Ces tendances concernent pleinement les acteurs du maritime, civils comme militaires, publics comme privés. Le secteur repose sur des systèmes numériques complexes et interconnectés : gestion portuaire, logistique, données passagers, maintenance navale, supply chains internationales, sous-traitants et solutions SaaS. Or, les attaques exploitent de plus en plus les vulnérabilités logicielles (hausse marquée des CVE critiques en 2025) et les chaînes d’approvisionnement, transformant un incident chez un prestataire en crise systémique pour l’ensemble de l’écosystème.
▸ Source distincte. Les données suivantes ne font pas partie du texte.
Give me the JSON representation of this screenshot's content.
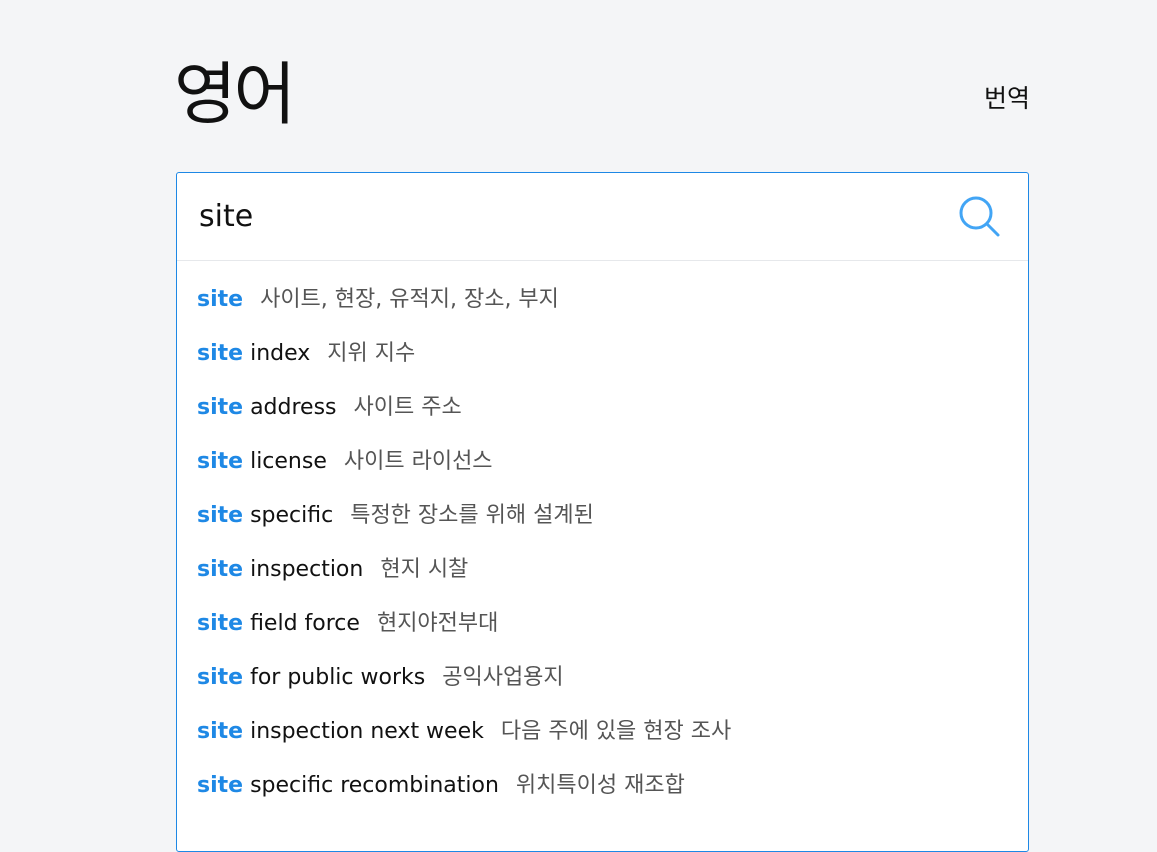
{
  "header": {
    "logo": "영어",
    "translate_label": "번역"
  },
  "search": {
    "value": "site",
    "placeholder": ""
  },
  "accent_color": "#1e88e5",
  "suggestions": [
    {
      "keyword": "site",
      "rest": "",
      "meaning": "사이트, 현장, 유적지, 장소, 부지"
    },
    {
      "keyword": "site",
      "rest": "index",
      "meaning": "지위 지수"
    },
    {
      "keyword": "site",
      "rest": "address",
      "meaning": "사이트 주소"
    },
    {
      "keyword": "site",
      "rest": "license",
      "meaning": "사이트 라이선스"
    },
    {
      "keyword": "site",
      "rest": "specific",
      "meaning": "특정한 장소를 위해 설계된"
    },
    {
      "keyword": "site",
      "rest": "inspection",
      "meaning": "현지 시찰"
    },
    {
      "keyword": "site",
      "rest": "field force",
      "meaning": "현지야전부대"
    },
    {
      "keyword": "site",
      "rest": "for public works",
      "meaning": "공익사업용지"
    },
    {
      "keyword": "site",
      "rest": "inspection next week",
      "meaning": "다음 주에 있을 현장 조사"
    },
    {
      "keyword": "site",
      "rest": "specific recombination",
      "meaning": "위치특이성 재조합"
    }
  ]
}
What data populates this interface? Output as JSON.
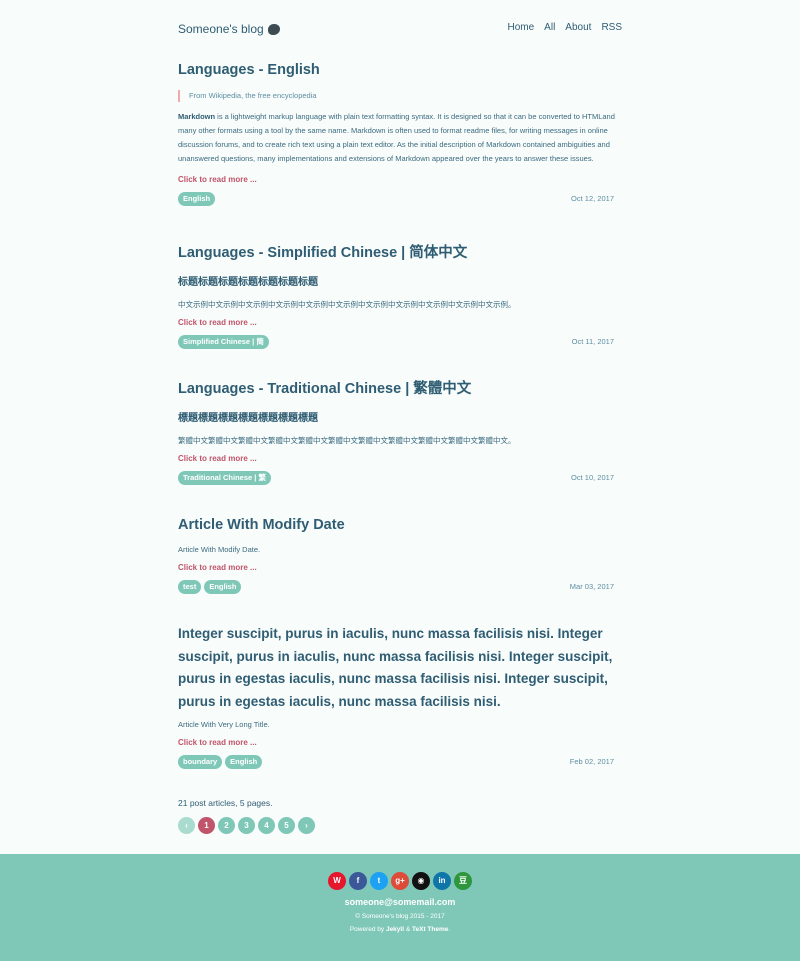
{
  "header": {
    "brand": "Someone's blog",
    "brand_icon": "blob-icon",
    "nav": [
      "Home",
      "All",
      "About",
      "RSS"
    ]
  },
  "posts": [
    {
      "title": "Languages - English",
      "quote": "From Wikipedia, the free encyclopedia",
      "excerpt_bold": "Markdown",
      "excerpt": " is a lightweight markup language with plain text formatting syntax. It is designed so that it can be converted to HTMLand many other formats using a tool by the same name. Markdown is often used to format readme files, for writing messages in online discussion forums, and to create rich text using a plain text editor. As the initial description of Markdown contained ambiguities and unanswered questions, many implementations and extensions of Markdown appeared over the years to answer these issues.",
      "read_more": "Click to read more ...",
      "tags": [
        "English"
      ],
      "date": "Oct 12, 2017"
    },
    {
      "title": "Languages - Simplified Chinese | 简体中文",
      "subhead": "标题标题标题标题标题标题标题",
      "excerpt": "中文示例中文示例中文示例中文示例中文示例中文示例中文示例中文示例中文示例中文示例中文示例。",
      "read_more": "Click to read more ...",
      "tags": [
        "Simplified Chinese | 简"
      ],
      "date": "Oct 11, 2017"
    },
    {
      "title": "Languages - Traditional Chinese | 繁體中文",
      "subhead": "標題標題標題標題標題標題標題",
      "excerpt": "繁體中文繁體中文繁體中文繁體中文繁體中文繁體中文繁體中文繁體中文繁體中文繁體中文繁體中文。",
      "read_more": "Click to read more ...",
      "tags": [
        "Traditional Chinese | 繁"
      ],
      "date": "Oct 10, 2017"
    },
    {
      "title": "Article With Modify Date",
      "excerpt": "Article With Modify Date.",
      "read_more": "Click to read more ...",
      "tags": [
        "test",
        "English"
      ],
      "date": "Mar 03, 2017"
    },
    {
      "title": "Integer suscipit, purus in iaculis, nunc massa facilisis nisi. Integer suscipit, purus in iaculis, nunc massa facilisis nisi. Integer suscipit, purus in egestas iaculis, nunc massa facilisis nisi. Integer suscipit, purus in egestas iaculis, nunc massa facilisis nisi.",
      "excerpt": "Article With Very Long Title.",
      "read_more": "Click to read more ...",
      "tags": [
        "boundary",
        "English"
      ],
      "date": "Feb 02, 2017"
    }
  ],
  "pagination": {
    "summary": "21 post articles, 5 pages.",
    "prev": "‹",
    "next": "›",
    "pages": [
      "1",
      "2",
      "3",
      "4",
      "5"
    ],
    "current": "1"
  },
  "footer": {
    "social": [
      {
        "icon": "weibo-icon",
        "glyph": "W",
        "color": "#e6162d"
      },
      {
        "icon": "facebook-icon",
        "glyph": "f",
        "color": "#3b5998"
      },
      {
        "icon": "twitter-icon",
        "glyph": "t",
        "color": "#1da1f2"
      },
      {
        "icon": "google-plus-icon",
        "glyph": "g+",
        "color": "#dd4b39"
      },
      {
        "icon": "github-icon",
        "glyph": "◉",
        "color": "#111111"
      },
      {
        "icon": "linkedin-icon",
        "glyph": "in",
        "color": "#0e76a8"
      },
      {
        "icon": "douban-icon",
        "glyph": "豆",
        "color": "#2e963d"
      }
    ],
    "email": "someone@somemail.com",
    "copyright": "© Someone's blog 2015 - 2017",
    "powered_prefix": "Powered by",
    "jekyll": "Jekyll",
    "amp": "&",
    "theme": "TeXt Theme",
    "period": "."
  }
}
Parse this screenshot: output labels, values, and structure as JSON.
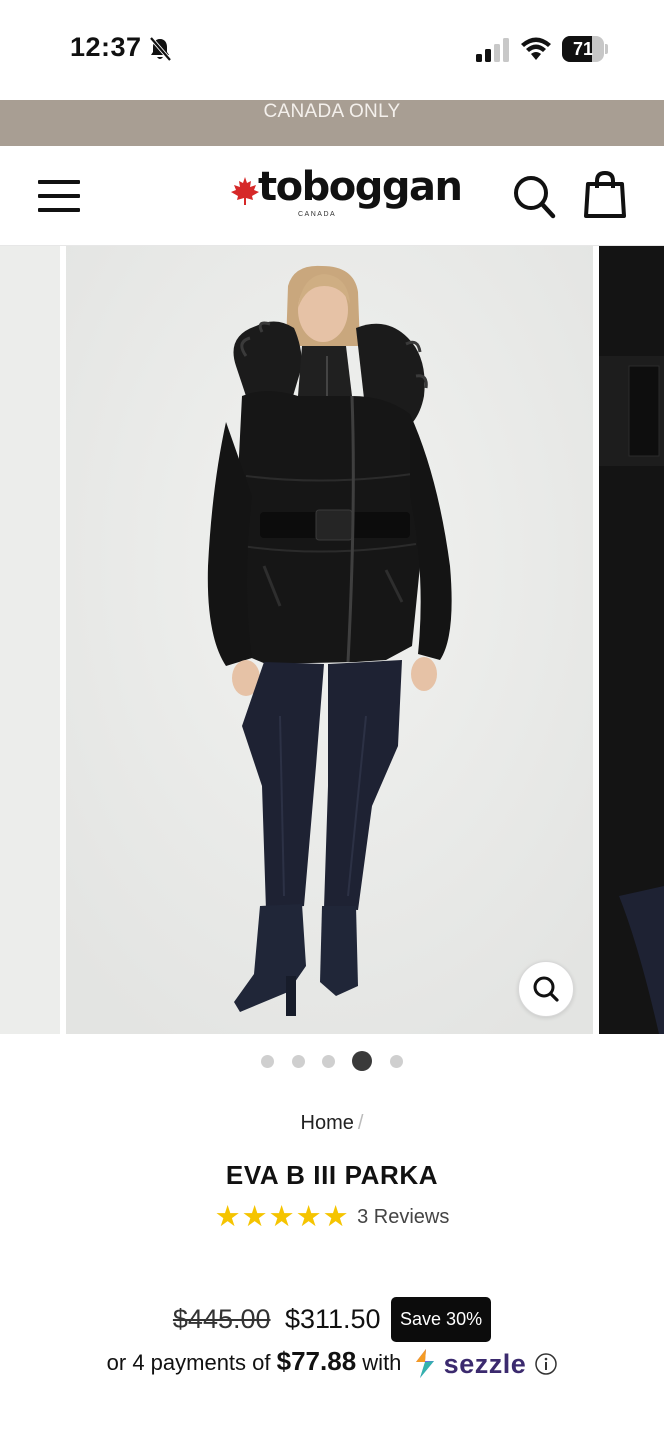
{
  "status_bar": {
    "time": "12:37",
    "battery": "71",
    "battery_level": 0.71
  },
  "promo": {
    "text": "CANADA ONLY"
  },
  "header": {
    "logo_text": "toboggan",
    "logo_subtext": "CANADA",
    "icons": {
      "menu": "hamburger-menu-icon",
      "search": "search-icon",
      "cart": "shopping-bag-icon",
      "logo_leaf": "maple-leaf-icon"
    },
    "brand_color": "#d62828"
  },
  "gallery": {
    "slide_count": 5,
    "active_index": 3,
    "zoom_icon": "magnifier-icon"
  },
  "product": {
    "breadcrumb_home": "Home",
    "breadcrumb_sep": "/",
    "title": "EVA B III PARKA",
    "rating": 5,
    "reviews": "3 Reviews",
    "price_old": "$445.00",
    "price_new": "$311.50",
    "save_badge": "Save 30%",
    "installment_prefix": "or 4 payments of",
    "installment_amount": "$77.88",
    "installment_suffix": "with",
    "sezzle_label": "sezzle"
  },
  "colors": {
    "promo_bg": "#a89e93",
    "star": "#f5c400",
    "sezzle": "#3b2a6e"
  }
}
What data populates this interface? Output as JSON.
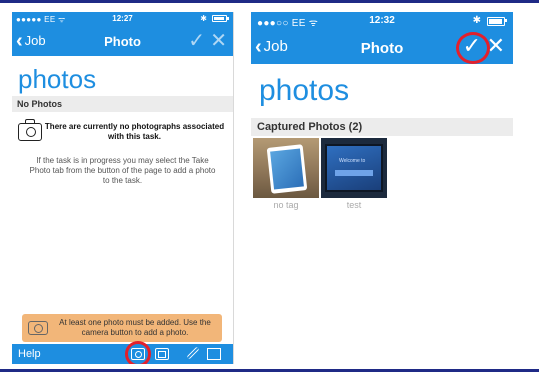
{
  "left": {
    "status": {
      "carrier": "●●●●● EE ᯤ",
      "time": "12:27",
      "bluetooth": "✱"
    },
    "nav": {
      "back": "Job",
      "title": "Photo",
      "check_icon": "checkmark-icon",
      "close_icon": "close-icon"
    },
    "heading": "photos",
    "section": "No Photos",
    "empty_message": "There are currently no photographs associated with this task.",
    "help_text": "If the task is in progress you may select the Take Photo tab from the button of the page to add a photo to the task.",
    "warning": "At least one photo must be added. Use the camera button to add a photo.",
    "tabbar": {
      "help": "Help",
      "icons": [
        "camera-icon",
        "gallery-icon",
        "pencil-icon",
        "document-icon"
      ]
    }
  },
  "right": {
    "status": {
      "carrier": "●●●○○ EE ᯤ",
      "time": "12:32",
      "bluetooth": "✱"
    },
    "nav": {
      "back": "Job",
      "title": "Photo",
      "check_icon": "checkmark-icon",
      "close_icon": "close-icon"
    },
    "heading": "photos",
    "section": "Captured Photos (2)",
    "photos": [
      {
        "tag": "no tag"
      },
      {
        "tag": "test"
      }
    ]
  },
  "colors": {
    "brand": "#1e8ee0",
    "highlight": "#e3202c",
    "warning_bg": "#f2b679"
  }
}
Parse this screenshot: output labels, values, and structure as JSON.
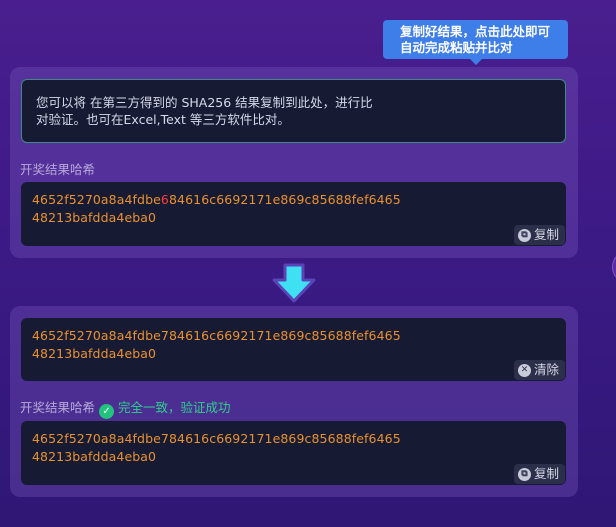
{
  "tooltip": {
    "line1": "复制好结果，点击此处即可",
    "line2": "自动完成粘贴并比对"
  },
  "top_panel": {
    "info_line1": "您可以将 在第三方得到的 SHA256 结果复制到此处，进行比",
    "info_line2": "对验证。也可在Excel,Text 等三方软件比对。",
    "result_label": "开奖结果哈希",
    "hash_line1_before": "4652f5270a8a4fdbe",
    "hash_line1_highlight": "6",
    "hash_line1_after": "84616c6692171e869c85688fef6465",
    "hash_line2": "48213bafdda4eba0",
    "copy_button": "复制"
  },
  "bottom_panel": {
    "input_line1": "4652f5270a8a4fdbe784616c6692171e869c85688fef6465",
    "input_line2": "48213bafdda4eba0",
    "clear_button": "清除",
    "result_label": "开奖结果哈希",
    "status_text": "完全一致，验证成功",
    "hash_line1": "4652f5270a8a4fdbe784616c6692171e869c85688fef6465",
    "hash_line2": "48213bafdda4eba0",
    "copy_button": "复制"
  },
  "colors": {
    "hash": "#e8922f",
    "mismatch": "#ff3b3b",
    "success": "#2ed08a",
    "tooltip": "#3e7ee8"
  },
  "icons": {
    "copy": "copy-icon",
    "clear": "close-circle-icon",
    "success": "check-circle-icon",
    "arrow": "arrow-down-icon"
  }
}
Pour 2026, les signaux sont clairs : attaques plus fréquentes, plus rapides, plus structurées, mêlant cybercriminalité, hacktivisme et ingérences étrangères. Pour les entreprises maritimes, l’enjeu dépasse la seule sécurité informatique : il touche la continuité des opérations, la sécurité des personnes, la réputation et la conformité réglementaire (RGPD, NIS2).
Côté particuliers (marins, personnels portuaires, passagers) la vigilance face au phishing ciblé et à l’exploitation des données personnelles devient un réflexe essentiel.
La cybersécurité s’impose ainsi comme un enjeu stratégique maritime à part entière pour 2025-2026 : formation des équipes, authentification multifacteur, défense en profondeur, maîtrise des données et des partenaires.
Dans un secteur déjà sous tension géopolitique et logistique, le cyberespace est désormais un nouveau champ de vulnérabilité… et de responsabilité collective.